Sans surprise, l'ensemble des associations d'élus font valoir que c'est au niveau local que se joue la bataille de l'emploi. "Les collectivités attendent une décentralisation claire et des transferts de compétences effectifs", a aussitôt réagi Carole Delga, présidente de l’association Régions de France et présidente PS de la région Occitanie. "La régionalisation des compétences de l’emploi et de la formation professionnelle est le seul moyen d’atteindre demain le plein-emploi", clame-t-elle, dans un communiqué du 7 juin.
Les régions proposent de garantir une coprésidence Etat-région au niveau local, avec la possibilité pour les régions qui le souhaitent de confier la coprésidence à une autre collectivité "selon accords ou usages locaux", comme le proposait le rapport Guilluy. Elles s'opposent ainsi à la signature d'une "charte d'engagements", condition sine qua non pour coprésider avec l'Etat le comité régional. Elles récusent aussi la possibilité pour l'opérateur France Travail de participer à la gouvernance. "L’action publique n’a rien à gagner dans la confusion des responsabilités", soulignent à cet égard François Bonneau, président de la commission Education-Orientation-Formation-Emploi de Régions de France, et David Margueritte, président délégué de la commission Formation-Emploi. "La formation est une compétence historique de la région, et ce serait un casus belli pour elles de ne pas exercer la coprésidence de France Travail au niveau local", mettent-ils en garde.
"L’emploi pour tous ne sera pas atteint sans une offre de proximité"
De leur côté, les maires de grandes villes et présidents de métropoles attendent surtout des "précisions". Selon France urbaine, les enjeux du plein emploi se jouent "à l'échelle locale". "L’emploi pour tous ne sera pas atteint sans une offre de proximité pour les personnes et les entreprises en matière de santé, de logement, de mobilité ou de vie familiale et en pensant sur chaque territoire les compétences d’aujourd’hui et les besoins de demain", proclame l'association dans un communiqué du 12 juin. Elle demande donc que la présence de chaque échelon du bloc communal, soit assurée à "chaque échelon de gouvernance". L'association formulera des propositions concrètes "dans les prochaines semaines".

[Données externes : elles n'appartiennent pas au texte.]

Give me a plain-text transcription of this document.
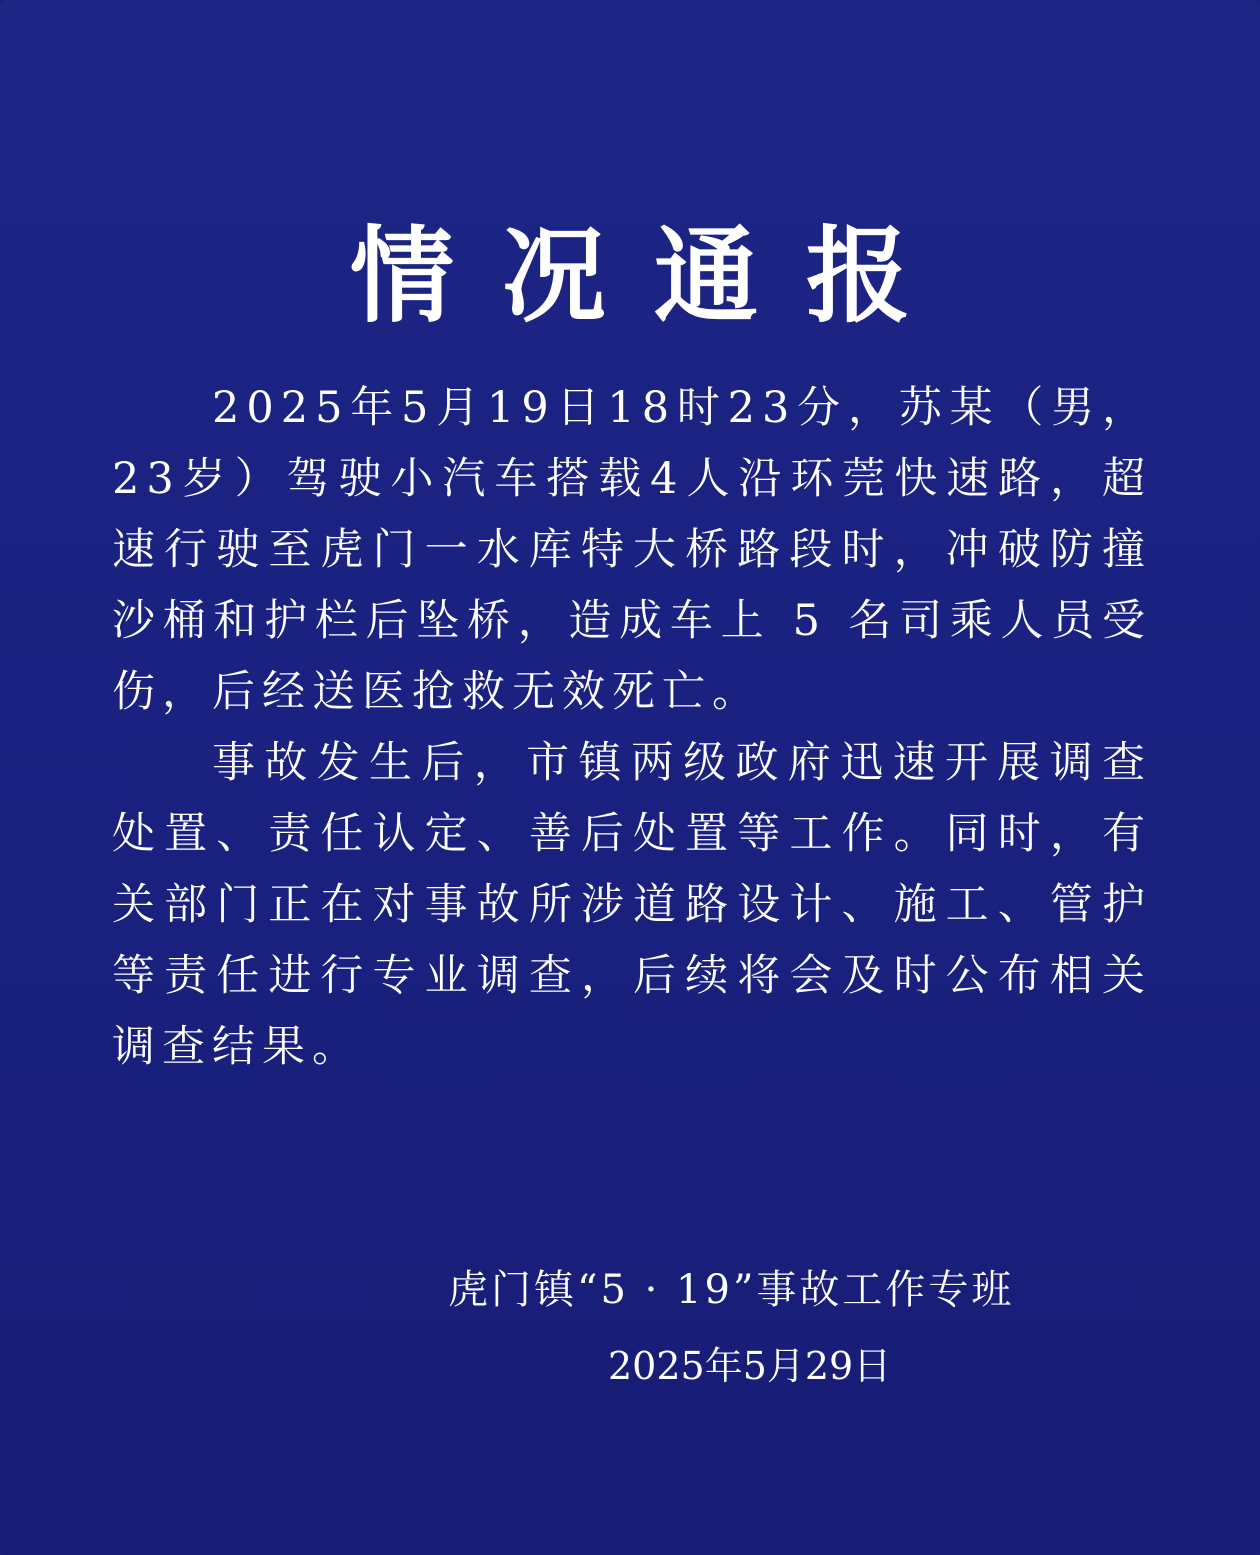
情况通报

2025年5月19日18时23分，苏某（男，23岁）驾驶小汽车搭载4人沿环莞快速路，超速行驶至虎门一水库特大桥路段时，冲破防撞沙桶和护栏后坠桥，造成车上 5 名司乘人员受伤，后经送医抢救无效死亡。

事故发生后，市镇两级政府迅速开展调查处置、责任认定、善后处置等工作。同时，有关部门正在对事故所涉道路设计、施工、管护等责任进行专业调查，后续将会及时公布相关调查结果。

虎门镇“5 · 19”事故工作专班
2025年5月29日
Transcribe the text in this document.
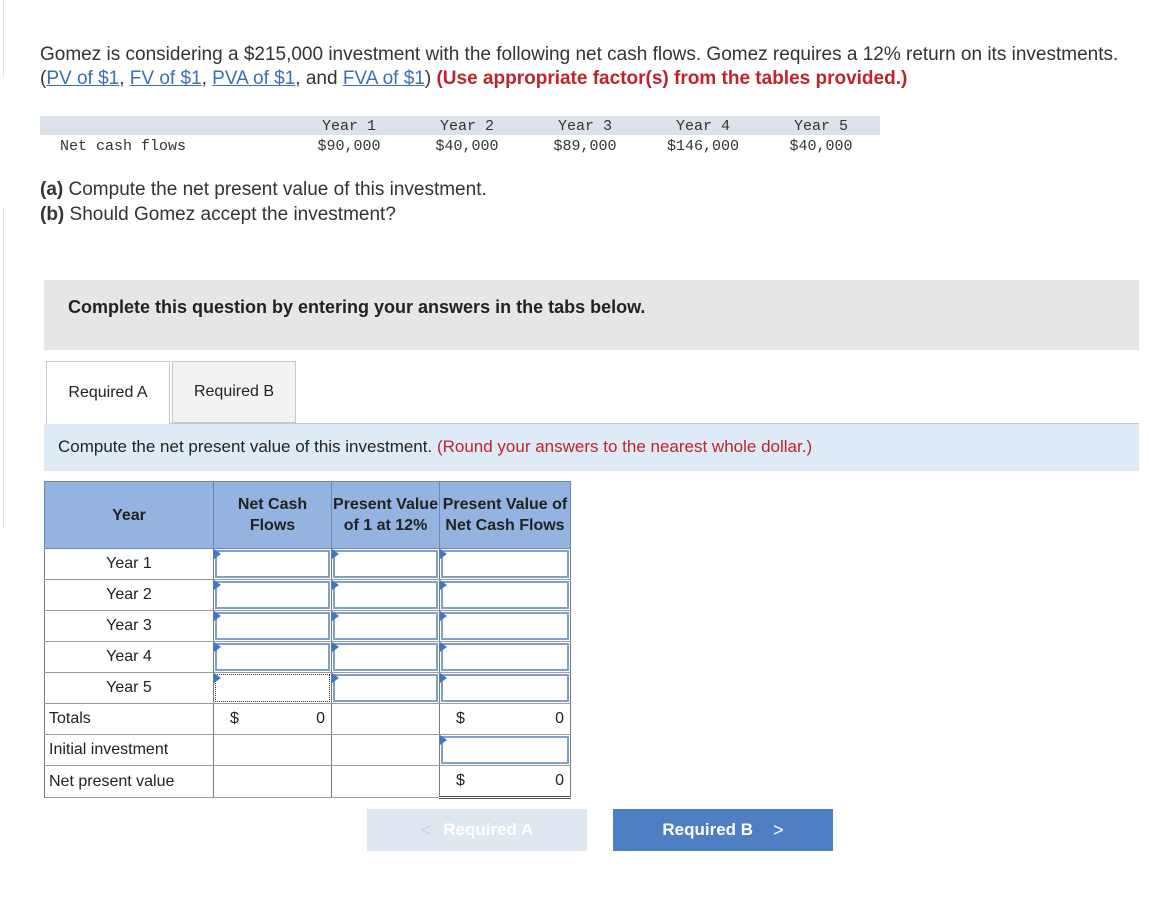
Gomez is considering a $215,000 investment with the following net cash flows. Gomez requires a 12% return on its investments. (PV of $1, FV of $1, PVA of $1, and FVA of $1) (Use appropriate factor(s) from the tables provided.)
Net cash flows
Year 1	Year 2	Year 3	Year 4	Year 5
$90,000	$40,000	$89,000	$146,000	$40,000
(a) Compute the net present value of this investment.
(b) Should Gomez accept the investment?
Complete this question by entering your answers in the tabs below.
Required A	Required B
Compute the net present value of this investment. (Round your answers to the nearest whole dollar.)
Year	Net Cash Flows	Present Value of 1 at 12%	Present Value of Net Cash Flows
Year 1	

Year 2	

Year 3	

Year 4	

Year 5	

Totals	$ 0		$ 0

Initial investment			

Net present value			$ 0
< Required A	Required B >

Les missions locales, elles, peuvent respirer. Après avoir pris connaissance avec stupeur de la précédente version du texte (voir notre article du 17 mai 2023), elles s'en tirent à bon compte. Elles conservent leur compétence pleine et entière dans l'accompagnement et le placement des jeunes, et n'ont donc plus à craindre une "délégation" de l'opérateur France travail. Toutefois, l'Union nationale des missions locales (UNML) souhaite être "force de propositions" pour la partie réglementaire de la réforme et a d'ores et déjà lancé une concertation au sein de son réseau. Les maisons de l'emploi et les Plie, en revanche, s'inquiètent de ne pas figurer explicitement dans le projet de loi et s'en sont émus auprès de Thibaut Guilluy, le 7 juin. Ce dernier leur a confirmé que les Plie n'avaient "pas vocation à disparaître, ni à moyen, ni à long terme", relate leur tête de réseau Alliance villes emploi, dans un communiqué du 12 juin.
Se voyant confortés comme chef de file de l'insertion, les départements semblent plutôt satisfaits par l'esprit de la réforme et le nouvel accompagnement vers l'emploi des allocataires du RSA, même s'ils émettent quelques craintes sur l'automatisation des sanctions. Sans attendre le vote du projet de loi, le gouvernement a proposé aux départements et régions de prendre les devants. L'expérimentation dans les départements pilotes a commencé. Et - c'est peut-être un paradoxe vu la position de Régions de France - plusieurs régions ont entamé des discussions avec l'Etat. Les Pays de la Loire avaient ouvert le bal (voir notre article du 2 juin 2023). Et le 8 juin, Xavier Bertrand, le président des Hauts-de-France, signait à son tour un protocole avec le préfet de la région.